Hughes also campaigned on and was able to keep the FAA Tech Center from being relocated to Oklahoma. The center is now named for him.
He said he also worked on the House Judiciary Committee, often partnering on criminal legislation with then-Sen. Joe Biden.
“I think Joe Biden and I worked on close to 50 crime bills. Some of the major crime initiatives are with us today,” Hughes said, listing laws that dealt with automatic and assault weapons, money laundering, forfeiture regulations and anti-terrorism.
Hughes said many things have changed in Washington from the time he served until now. He was always surprised by the amount of time a candidate spent campaigning and fundraising, but now, Hughes said, the amount of money in politics “borders on obscene.”

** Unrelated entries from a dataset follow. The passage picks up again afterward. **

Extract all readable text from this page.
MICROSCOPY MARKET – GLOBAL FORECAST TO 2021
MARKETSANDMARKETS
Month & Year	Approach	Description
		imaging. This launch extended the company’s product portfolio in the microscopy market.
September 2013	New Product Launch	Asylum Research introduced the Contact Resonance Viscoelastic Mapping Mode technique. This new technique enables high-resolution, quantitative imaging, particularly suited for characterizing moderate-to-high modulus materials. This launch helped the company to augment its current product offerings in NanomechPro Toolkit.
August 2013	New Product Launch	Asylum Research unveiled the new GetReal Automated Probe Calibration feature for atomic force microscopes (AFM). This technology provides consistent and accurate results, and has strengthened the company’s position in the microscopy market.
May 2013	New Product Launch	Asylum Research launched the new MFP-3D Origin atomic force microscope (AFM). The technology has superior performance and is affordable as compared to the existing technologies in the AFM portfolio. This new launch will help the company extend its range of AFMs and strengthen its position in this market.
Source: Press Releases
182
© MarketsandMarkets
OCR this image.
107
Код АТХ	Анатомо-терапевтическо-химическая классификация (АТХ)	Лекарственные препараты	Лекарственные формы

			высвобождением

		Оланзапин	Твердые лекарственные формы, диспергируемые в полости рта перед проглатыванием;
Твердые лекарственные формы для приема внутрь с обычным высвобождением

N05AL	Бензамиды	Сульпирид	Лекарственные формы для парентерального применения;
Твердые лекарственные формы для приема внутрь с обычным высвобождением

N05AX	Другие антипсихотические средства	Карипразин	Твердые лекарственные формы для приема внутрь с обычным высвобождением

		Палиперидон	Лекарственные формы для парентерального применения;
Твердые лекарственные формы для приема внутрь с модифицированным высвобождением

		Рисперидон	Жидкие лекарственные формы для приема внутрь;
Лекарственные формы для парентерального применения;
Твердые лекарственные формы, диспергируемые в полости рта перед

“Unfortunately, it raises questions about your responsiveness to your constituency when you have a lot of special interest groups that are basically financing elections today,” Hughes said.
He also criticized the lack of bipartisanship at the Capitol.
“There was an understanding of the need for compromise. Compromise in some sectors today is not an acceptable word. You can’t really legislate unless you have the give-and-take between people who realize there’s another point of view out there,” Hughes said.
Hughes said he was “honored and flattered” to be honored by the policy center named for him at Stockton University.
“In fact, I tried to talk them out of it. I was overruled on this one. I thought there were others that I felt would have been very appropriate,” Hughes said.
The awards are not annual. Two years ago, the William J. Hughes Center for Public Policy honored former Gov. Tom Kean.
This year, in addition to Hughes, those recognized include Rep. Bonnie Watson Coleman, state Sen. Diane Allen, the late state Sen. Jim Whelan, alumna and Montclair University professor Brigid Callahan Harrison and alumna Maryam Sarhan. The event is being held at the Stockton Seaview Hotel and Golf Club.
Hughes Center Executive Director Sharon Schulman said it was the perfect time to honor Hughes, who remains active in the community, sitting on local and regional boards of trustees.
“We all felt there is nobody that embodies civility and good government better than Ambassador Bill Hughes. So we plotted behind his back,” Schulman said. “We just wanted to do it while he’s hale and hardy and active.”
“I enjoy the community work,” Hughes said.